We had been told that Switzerland is absolutely toe-curlingly, wallet-crunchingly, tear-inducingly expensive. We were told to buy everything in France beforehand. This rather goes against the grain for us. I once heard the Dutch described as “snails” by the French because they bring their whole life in their cars and never go shopping. That’s not something to aspire to, is it? Well, on arrival in Switzerland, I had a keen eye out for price differentials. Diesel was about 40% more than France, and 30% more than the UK. Well, I thought, Switzerland is more expensive but not in a way that will impoverish our family for generations.
But then it happened. We had been recommended a great water park on the edge of Lake Geneva. Mary reasoned that we should occasionally do something for the children, and I found her logic compelling. So off we went. Due to complications with needing change for the parking, I went on my own to buy the tickets. After the queue and the scrum through the busloads of youngsters, I got to the desk. I told her we were 2 adults, 2 children and a baby. She then gave me a price that was so large that I genuinely couldn’t speak. I wanted to blurt out, “Sorry, you’ve misunderstood, we only want to visit today not buy a piece of it and move in.” I then wanted to ask if the flumes gushed out liquid chocolate or mercury. Water is water. A flume is a flume. How expensive can it be?
The flumes were amazing. Mary said to me, “As I was stood at the top, looking down a hole that I was expected to throw myself down, I did wonder why I was about to do something I knew I wouldn’t enjoy”.
The day finished with my children and wife challenging me to the final, so far untested, flume. Indeed, it was the only flume my children had not done, and some of those they had done really did involve near-vertical drops. It was time for Dad to be brave. My challenge started with me stepping inside a sealed perspex box. Never a good sign of things to come. The attendant said something to me in French and then German. I grinned. In fear. She advised me to cross my arms on my chest. Presumably that way, I could be eased into my coffin at the end without inconvenience. The floor of the box then opened beneath me with a loud blast of compressed air. I fell. I tried to keep my eyes open. I couldn’t. I remember three things about the ride. Water was forced up both my nostrils, to the extent that my nose hurt. I fell a long way very quickly for a long time. It seemed to take ages to finish, given how far I was falling. I arrived in the pool at the bottom expecting to be laughed at by an assembled mass, because I felt like I had just been tortured while in a pair of tight fitting swimming shorts and then left in a shallow tank of water at the end.
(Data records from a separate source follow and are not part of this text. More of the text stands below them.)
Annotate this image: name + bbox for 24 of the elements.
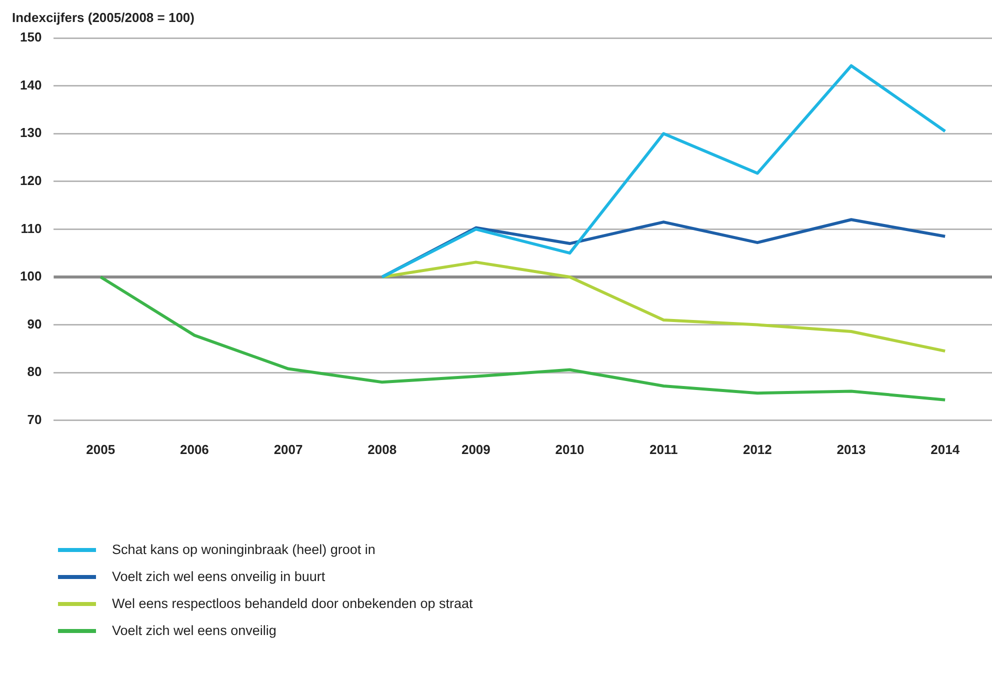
x-tick-label: 2011 [649,442,678,457]
y-tick-label: 110 [20,220,42,236]
y-tick-label: 90 [27,316,42,332]
x-tick-label: 2006 [180,442,209,457]
y-tick-label: 130 [20,125,42,140]
x-tick-label: 2009 [461,442,490,457]
x-tick-label: 2005 [86,442,116,457]
y-tick-label: 70 [27,412,42,427]
x-tick-label: 2008 [368,442,397,457]
x-tick-label: 2014 [930,442,960,457]
x-tick-label: 2012 [742,442,772,457]
y-axis-title: Indexcijfers (2005/2008 = 100) [12,10,194,25]
x-tick-label: 2010 [555,442,584,457]
legend-label: Wel eens respectloos behandeld door onbekenden op straat [112,596,473,611]
y-tick-label: 150 [20,30,42,45]
y-tick-label: 140 [20,77,42,92]
x-tick-label: 2007 [274,442,303,457]
legend-label: Voelt zich wel eens onveilig [112,623,276,638]
y-tick-label: 100 [20,268,42,284]
x-tick-label: 2013 [836,442,866,457]
legend-label: Voelt zich wel eens onveilig in buurt [112,569,326,584]
y-tick-label: 120 [20,172,42,188]
y-tick-label: 80 [27,364,42,380]
legend-label: Schat kans op woninginbraak (heel) groot in [112,542,376,557]
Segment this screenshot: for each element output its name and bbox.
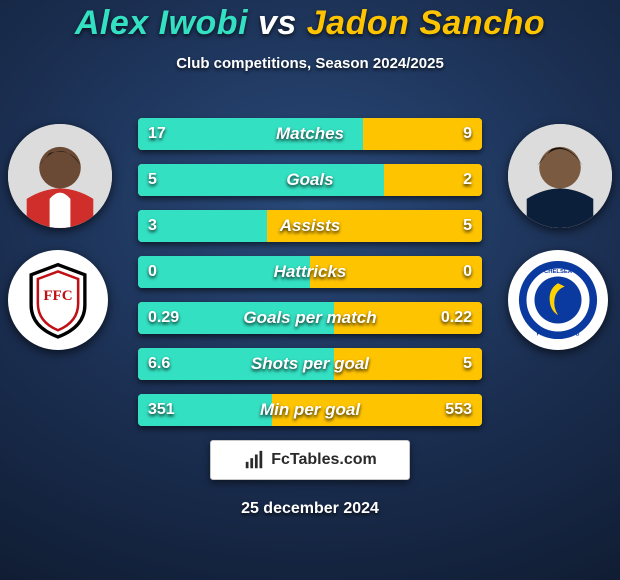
right-avatar-column: CHELSEA FOOTBALL CLUB: [508, 124, 612, 350]
stat-value-right: 553: [445, 401, 472, 419]
svg-text:FFC: FFC: [43, 288, 72, 304]
stat-row: 351 Min per goal 553: [138, 394, 482, 426]
stat-row: 6.6 Shots per goal 5: [138, 348, 482, 380]
stat-value-right: 5: [463, 217, 472, 235]
source-badge-text: FcTables.com: [271, 451, 377, 469]
stat-row: 3 Assists 5: [138, 210, 482, 242]
stat-label: Shots per goal: [138, 354, 482, 374]
player2-avatar-svg: [508, 124, 612, 228]
player1-name: Alex Iwobi: [75, 4, 248, 42]
svg-text:CHELSEA: CHELSEA: [544, 269, 573, 275]
stat-value-right: 2: [463, 171, 472, 189]
stat-value-right: 0.22: [441, 309, 472, 327]
player1-avatar-svg: [8, 124, 112, 228]
subtitle: Club competitions, Season 2024/2025: [0, 55, 620, 72]
stat-row: 0.29 Goals per match 0.22: [138, 302, 482, 334]
fulham-crest-icon: FFC: [16, 258, 100, 342]
vs-label: vs: [258, 4, 297, 42]
stat-label: Matches: [138, 124, 482, 144]
stat-value-right: 0: [463, 263, 472, 281]
chart-icon: [243, 449, 265, 471]
player1-club-badge: FFC: [8, 250, 108, 350]
stat-label: Goals per match: [138, 308, 482, 328]
player2-club-badge: CHELSEA FOOTBALL CLUB: [508, 250, 608, 350]
left-avatar-column: FFC: [8, 124, 112, 350]
player2-avatar: [508, 124, 612, 228]
stat-row: 5 Goals 2: [138, 164, 482, 196]
svg-text:FOOTBALL CLUB: FOOTBALL CLUB: [537, 331, 580, 337]
chelsea-crest-icon: CHELSEA FOOTBALL CLUB: [516, 258, 600, 342]
comparison-title: Alex Iwobi vs Jadon Sancho: [0, 0, 620, 43]
stat-label: Goals: [138, 170, 482, 190]
stat-bars: 17 Matches 9 5 Goals 2 3 Assists 5 0 Hat…: [138, 118, 482, 426]
stat-label: Min per goal: [138, 400, 482, 420]
stat-value-right: 5: [463, 355, 472, 373]
source-badge: FcTables.com: [210, 440, 410, 480]
stat-label: Assists: [138, 216, 482, 236]
player2-name: Jadon Sancho: [307, 4, 545, 42]
stat-row: 0 Hattricks 0: [138, 256, 482, 288]
snapshot-date: 25 december 2024: [0, 500, 620, 518]
stat-row: 17 Matches 9: [138, 118, 482, 150]
stat-value-right: 9: [463, 125, 472, 143]
stat-label: Hattricks: [138, 262, 482, 282]
player1-avatar: [8, 124, 112, 228]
We had a great day. We walked back to the car with fixed grins, endless stories of water based bravery and plenty of great memories. That moment of united pleasure doesn’t happen very often. So when it does, I don’t let the window of opportunity pass without obeying 1 Thessalonians 5: 16-18!
Rejoice always, pray continually, give thanks in all circumstances; for this is God’s will for you in Christ Jesus.
I am convinced that the water-filled, faintly frightening flumes were a great gift from God. He is the creator of the designers, the engineers, the staff as well as the bright colours, the whooshing water and the sound of wide-eyed screaming. As we drove away, each member of the family had no trouble gushing out three prayers of thanks. Thank the Lord for moments like this, where we don’t need to search for the reasons to rejoice. If only we had the eyes to see God’s goodness in the normality and the difficulties, so that we could truly rejoice always.
Incidentally, if you want to experience the same adrenaline rush for a fraction of the price; please strip down to your underwear, ask your children to blindfold you, tell them to drop you out of your bedroom window and then fire high pressure water pistols up your nose, before dumping you in their paddling pool.